From the late nineteenth century, children’s protection legislation allowed for young people of working age to be placed in service or apprenticed at the discretion of the Department. When a ward of state was placed in employment, it was often governed by a ‘service agreement’ between the employer and the Department. In the nineteenth century, society’s career aspirations for neglected children were not high. Young men might be apprenticed to a trade, such as tailoring, shoemaking, baking, smithing or carpentry; others did manual labour in the garden or the farm. Young women were mostly trained to sew, cook, wash and clean to prepare them to be employed as ‘useful servants’.
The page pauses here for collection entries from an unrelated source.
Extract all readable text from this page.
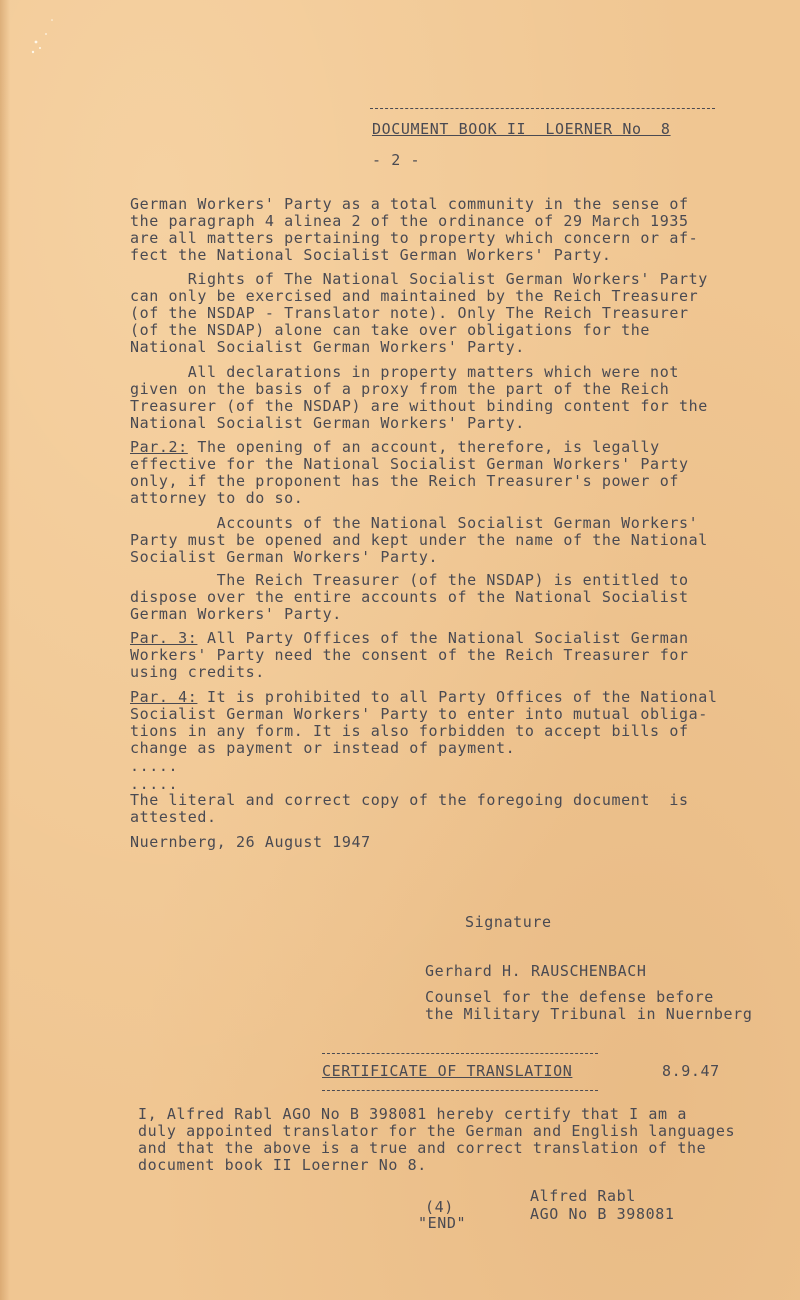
DOCUMENT BOOK II  LOERNER No  8
- 2 -
German Workers' Party as a total community in the sense of
the paragraph 4 alinea 2 of the ordinance of 29 March 1935
are all matters pertaining to property which concern or af-
fect the National Socialist German Workers' Party.
Rights of The National Socialist German Workers' Party
can only be exercised and maintained by the Reich Treasurer
(of the NSDAP - Translator note). Only The Reich Treasurer
(of the NSDAP) alone can take over obligations for the
National Socialist German Workers' Party.
All declarations in property matters which were not
given on the basis of a proxy from the part of the Reich
Treasurer (of the NSDAP) are without binding content for the
National Socialist German Workers' Party.
Par.2: The opening of an account, therefore, is legally
effective for the National Socialist German Workers' Party
only, if the proponent has the Reich Treasurer's power of
attorney to do so.
Accounts of the National Socialist German Workers'
Party must be opened and kept under the name of the National
Socialist German Workers' Party.
The Reich Treasurer (of the NSDAP) is entitled to
dispose over the entire accounts of the National Socialist
German Workers' Party.
Par. 3: All Party Offices of the National Socialist German
Workers' Party need the consent of the Reich Treasurer for
using credits.
Par. 4: It is prohibited to all Party Offices of the National
Socialist German Workers' Party to enter into mutual obliga-
tions in any form. It is also forbidden to accept bills of
change as payment or instead of payment.
.....
.....
The literal and correct copy of the foregoing document  is
attested.
Nuernberg, 26 August 1947
Signature
Gerhard H. RAUSCHENBACH
Counsel for the defense before
the Military Tribunal in Nuernberg
CERTIFICATE OF TRANSLATION	8.9.47
I, Alfred Rabl AGO No B 398081 hereby certify that I am a
duly appointed translator for the German and English languages
and that the above is a true and correct translation of the
document book II Loerner No 8.
Alfred Rabl
AGO No B 398081
(4)
"END"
Over time, institutions and government departments began to devote more resources and effort towards the secondary education and vocational training of children in ‘care’. The importance of ‘aftercare’ for children was starting to be recognised by the late 1930s, when ‘for the first time, options other than farm work and domestic service were seen as possible’, write Howe and Swain in their history of Methodist child welfare in Victoria. However, even as late as the 1950s, young women were still being placed in ‘domestic service’ after leaving institutional ‘care’, and young men were sent off to work as farm labourers.
Not all work performed by children in institutions was unpaid, but both Senate reports demonstrated that a very large number of children were underpaid or not paid at all for their labour. Some institutions (and government departments) held children’s wages in trusts or bank accounts, but it is evident that this money was not always passed on to the child. One submission from a former resident of Tally Ho Boys’ Farm in Victoria stated:
I had to milk a couple of cows each morning and night including weekends and for this you were paid, not in money but you were given a paper receipt for the work you had done. They called this .Tin Money. And it was placed in your account. We were told that when we eventually left this place we would get what we had in our account but this never happened (submission 432).
The issue of ‘stolen wages’ has received some attention in Australia, however this has so far been confined to wages that were not rightly paid to Indigenous people. The Queensland government introduced the Indigenous Wages and Savings Reparations Scheme in 2002. The New South Wales government established the Aboriginal Trust Fund Repayment Scheme (ATFRS) in 2005 to repay to Aboriginal people and their descendants money that was put into Trust Funds and never repaid. In 2006, the Commonwealth Government inquired into the issue of ‘Indigenous stolen wages’. A Western Australian government taskforce investigated into the same issue in 2007, and the Stolen Wages Reparation Scheme was established in that state in 2012.
No recommendations in the Forgotten Australians report related to the money that had never been paid to children and young people in institutional care or in employment contracts while wards of the state.